Ils s'étaient installés autour de la table basse du salon. Bien sûr, ils n'avaient pas pu récupérer leurs sacs ni les provisions qu'ils contenaient mais la cuisine était bien équipée, et ils se régalaient de pattes à la sauce tomate. Ils n'avaient pas fait de festins comme celui-ci depuis plus d'un mois, pourtant Thomas ne semblait pas dans son assiette. 

Ce qui inquiétait Jefferson était qu'il ne paraissait ni triste ou désespéré, mais ... il ne savait pas quels mots utiliser. Joyeux et en colère en même temps. Il avait les muscles faciaux plus détendus que depuis plusieurs semaines, mais ses yeux suggéraient autre chose. L'américain n'y comprenait rien. Il avait décidé de lui en parler lorsque Dario dormirait. 

Plus tard dans la soirée, les deux plus grands envoyèrent leur cadet dans une chambre. Ils avaient trouvé un paquet d'épaisses cigarettes. Aucun des deux n'avaient jamais fumé, mais ils étaient décidé à tester ce soir-là. Ils s'installèrent donc au bord de l'Allier, les jambes de leurs pantalons retroussées et les pieds dans l'eau

   - T'es sûr que t'en veux encore une ? Demanda Jefferson, la voix rauque d'avoir toussé, c'est dégueulasse ces machins. 

   - J'en ai besoin, insista Thomas. Tu peux pas me refuser ça. Et puis, on risque quoi, le cancer ? Non mais franchement, après tout ça, tu crois que c'est un cancer qui va nous choper ? Ce serait trop bête, conclut-il en pouffant.

   - Tiens, vas-y, céda l'autre. Mais avant tu dois répondre à une question. Il attendit que son ami acquiesce avant de continuer : Qu'est ce que t'as depuis qu'on est là ? T'es bizarre... je ne te reconnais plus. 

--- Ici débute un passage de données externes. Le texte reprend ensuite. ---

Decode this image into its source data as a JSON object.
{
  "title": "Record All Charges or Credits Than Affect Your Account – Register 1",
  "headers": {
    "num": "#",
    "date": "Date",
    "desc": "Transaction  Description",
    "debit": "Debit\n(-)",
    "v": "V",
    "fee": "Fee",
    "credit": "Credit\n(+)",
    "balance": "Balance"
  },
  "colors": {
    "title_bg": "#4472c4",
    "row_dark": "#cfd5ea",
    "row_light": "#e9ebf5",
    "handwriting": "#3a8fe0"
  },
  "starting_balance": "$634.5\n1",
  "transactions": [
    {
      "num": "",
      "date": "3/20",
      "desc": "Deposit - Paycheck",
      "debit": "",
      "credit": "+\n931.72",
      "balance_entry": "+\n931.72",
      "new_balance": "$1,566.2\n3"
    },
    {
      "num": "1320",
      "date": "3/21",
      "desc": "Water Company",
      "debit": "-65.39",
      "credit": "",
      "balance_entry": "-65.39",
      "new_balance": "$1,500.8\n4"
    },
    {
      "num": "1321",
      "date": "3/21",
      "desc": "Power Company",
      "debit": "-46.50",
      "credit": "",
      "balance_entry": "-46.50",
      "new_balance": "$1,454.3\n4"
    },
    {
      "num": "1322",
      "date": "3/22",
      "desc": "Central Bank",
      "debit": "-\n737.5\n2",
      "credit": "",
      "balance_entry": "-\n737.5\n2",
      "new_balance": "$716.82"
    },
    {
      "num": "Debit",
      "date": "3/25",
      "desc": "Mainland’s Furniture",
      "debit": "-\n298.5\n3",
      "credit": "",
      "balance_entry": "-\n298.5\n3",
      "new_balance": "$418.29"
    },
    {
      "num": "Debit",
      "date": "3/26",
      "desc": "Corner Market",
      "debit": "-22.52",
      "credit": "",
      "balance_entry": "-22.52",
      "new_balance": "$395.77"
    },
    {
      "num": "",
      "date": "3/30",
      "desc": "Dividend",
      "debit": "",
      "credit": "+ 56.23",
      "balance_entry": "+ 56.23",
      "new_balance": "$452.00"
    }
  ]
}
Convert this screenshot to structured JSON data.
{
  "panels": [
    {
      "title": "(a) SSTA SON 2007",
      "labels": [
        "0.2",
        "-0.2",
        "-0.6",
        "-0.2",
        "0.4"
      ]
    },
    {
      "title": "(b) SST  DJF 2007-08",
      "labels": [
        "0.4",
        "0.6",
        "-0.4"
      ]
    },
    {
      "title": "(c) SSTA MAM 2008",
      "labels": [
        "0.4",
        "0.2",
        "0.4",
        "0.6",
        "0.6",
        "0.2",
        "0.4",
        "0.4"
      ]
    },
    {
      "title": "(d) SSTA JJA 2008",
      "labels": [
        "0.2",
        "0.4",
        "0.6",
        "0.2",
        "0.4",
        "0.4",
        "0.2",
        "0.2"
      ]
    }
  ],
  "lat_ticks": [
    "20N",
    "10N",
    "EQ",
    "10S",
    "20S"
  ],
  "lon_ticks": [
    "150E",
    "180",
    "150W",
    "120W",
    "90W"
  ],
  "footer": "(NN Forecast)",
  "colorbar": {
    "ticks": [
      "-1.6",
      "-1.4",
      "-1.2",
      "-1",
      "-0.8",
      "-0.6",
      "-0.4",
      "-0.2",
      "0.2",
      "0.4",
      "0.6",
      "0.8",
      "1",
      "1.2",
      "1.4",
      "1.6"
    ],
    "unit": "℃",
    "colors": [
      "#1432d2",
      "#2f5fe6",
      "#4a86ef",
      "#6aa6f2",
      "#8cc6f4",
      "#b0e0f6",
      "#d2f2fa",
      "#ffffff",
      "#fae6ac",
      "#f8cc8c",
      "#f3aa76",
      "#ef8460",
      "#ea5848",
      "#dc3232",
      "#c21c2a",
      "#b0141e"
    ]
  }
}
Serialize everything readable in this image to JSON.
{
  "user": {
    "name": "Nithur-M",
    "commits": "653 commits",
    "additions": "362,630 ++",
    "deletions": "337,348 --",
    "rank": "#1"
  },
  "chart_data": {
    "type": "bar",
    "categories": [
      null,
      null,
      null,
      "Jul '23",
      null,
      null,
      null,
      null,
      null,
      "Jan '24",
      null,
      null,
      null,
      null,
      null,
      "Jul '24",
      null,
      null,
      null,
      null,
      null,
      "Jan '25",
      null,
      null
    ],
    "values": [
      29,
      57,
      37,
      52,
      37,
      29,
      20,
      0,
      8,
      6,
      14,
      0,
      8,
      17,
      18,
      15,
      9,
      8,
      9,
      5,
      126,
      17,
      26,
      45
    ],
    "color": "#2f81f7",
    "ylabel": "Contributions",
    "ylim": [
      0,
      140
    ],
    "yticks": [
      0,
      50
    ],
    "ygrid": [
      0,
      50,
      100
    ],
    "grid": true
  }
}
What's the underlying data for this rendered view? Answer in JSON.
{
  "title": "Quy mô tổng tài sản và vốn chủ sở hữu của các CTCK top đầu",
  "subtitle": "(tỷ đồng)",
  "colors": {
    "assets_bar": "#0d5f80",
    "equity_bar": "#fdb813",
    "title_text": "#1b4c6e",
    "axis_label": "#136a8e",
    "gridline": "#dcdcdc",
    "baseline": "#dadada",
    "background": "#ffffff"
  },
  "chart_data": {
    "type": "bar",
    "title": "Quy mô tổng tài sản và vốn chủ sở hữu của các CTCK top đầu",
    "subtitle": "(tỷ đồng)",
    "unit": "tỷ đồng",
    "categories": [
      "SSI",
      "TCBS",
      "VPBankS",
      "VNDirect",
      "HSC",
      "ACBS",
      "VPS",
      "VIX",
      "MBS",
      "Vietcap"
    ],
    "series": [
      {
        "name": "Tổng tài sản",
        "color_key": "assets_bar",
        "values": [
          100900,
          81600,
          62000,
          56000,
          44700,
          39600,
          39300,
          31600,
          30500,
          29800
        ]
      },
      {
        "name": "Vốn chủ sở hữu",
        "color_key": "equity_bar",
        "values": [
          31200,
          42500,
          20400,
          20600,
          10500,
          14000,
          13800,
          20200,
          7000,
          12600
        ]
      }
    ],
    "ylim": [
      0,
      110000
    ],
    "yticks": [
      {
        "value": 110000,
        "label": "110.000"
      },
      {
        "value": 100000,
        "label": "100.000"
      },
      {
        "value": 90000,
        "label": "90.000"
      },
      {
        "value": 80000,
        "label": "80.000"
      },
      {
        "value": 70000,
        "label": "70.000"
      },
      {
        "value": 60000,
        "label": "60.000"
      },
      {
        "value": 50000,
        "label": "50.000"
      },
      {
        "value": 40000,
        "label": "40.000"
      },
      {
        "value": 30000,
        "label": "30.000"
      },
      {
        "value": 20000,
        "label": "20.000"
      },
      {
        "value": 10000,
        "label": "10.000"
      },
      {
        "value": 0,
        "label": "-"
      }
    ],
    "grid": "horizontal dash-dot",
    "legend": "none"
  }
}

   - Je me dégoûte, répondit Thomas après un moment. Je devrais être triste. Ne me dis pas qu'on a chacun sa manière de faire son deuil. J'en ai déjà vécu, trop même. Ma vie, mes parents, mes amis, tout. Et là... là je me sens bien. Tu sais pourquoi ? Parce que pour la première fois depuis des semaines, je vais pouvoir dormir en paix. Je me dégoûte, je te dis. Ma soeur est morte, et moi je suis heureux ! Tout ça pour un putain de sommeil ! Je me dégoûte Jeff ! T'imagines pas le nombre de fois où j'ai souhaité sa mort, seul la nuit. Au matin je finissais par me dire, ce n'est qu'une pensée, tu ne le crois pas réellement. Tu parles !  Maintenant qu'elle est partie, je le sais. Je suis un monstre ! Je me dégoûte ! 

Il avait terminé de parler en criant vers la rivière, comme s'il voulait s'adresser à quelqu'un d'autre, voire au monde entier. 

La main tremblante, il alluma le briquet, l'approcha de son mégot et l'éteignit avant que les deux ne se rencontrent. 

   - Je n'en veux plus, dit-il en la redonnant à l'américain. Bonne nuit. 

Il retourna à l'intérieur en écrasant rageusement les larmes sur ses joues, laissant Jefferson les pieds dans l'eau, encore sous le choc de la déclaration de son ami. Il n'imaginait pas qu'une personne puisse ressentir des sentiments si contradictoire. 

   - Pourquoi tu te mens ainsi ? murmura-t-il dans le noir.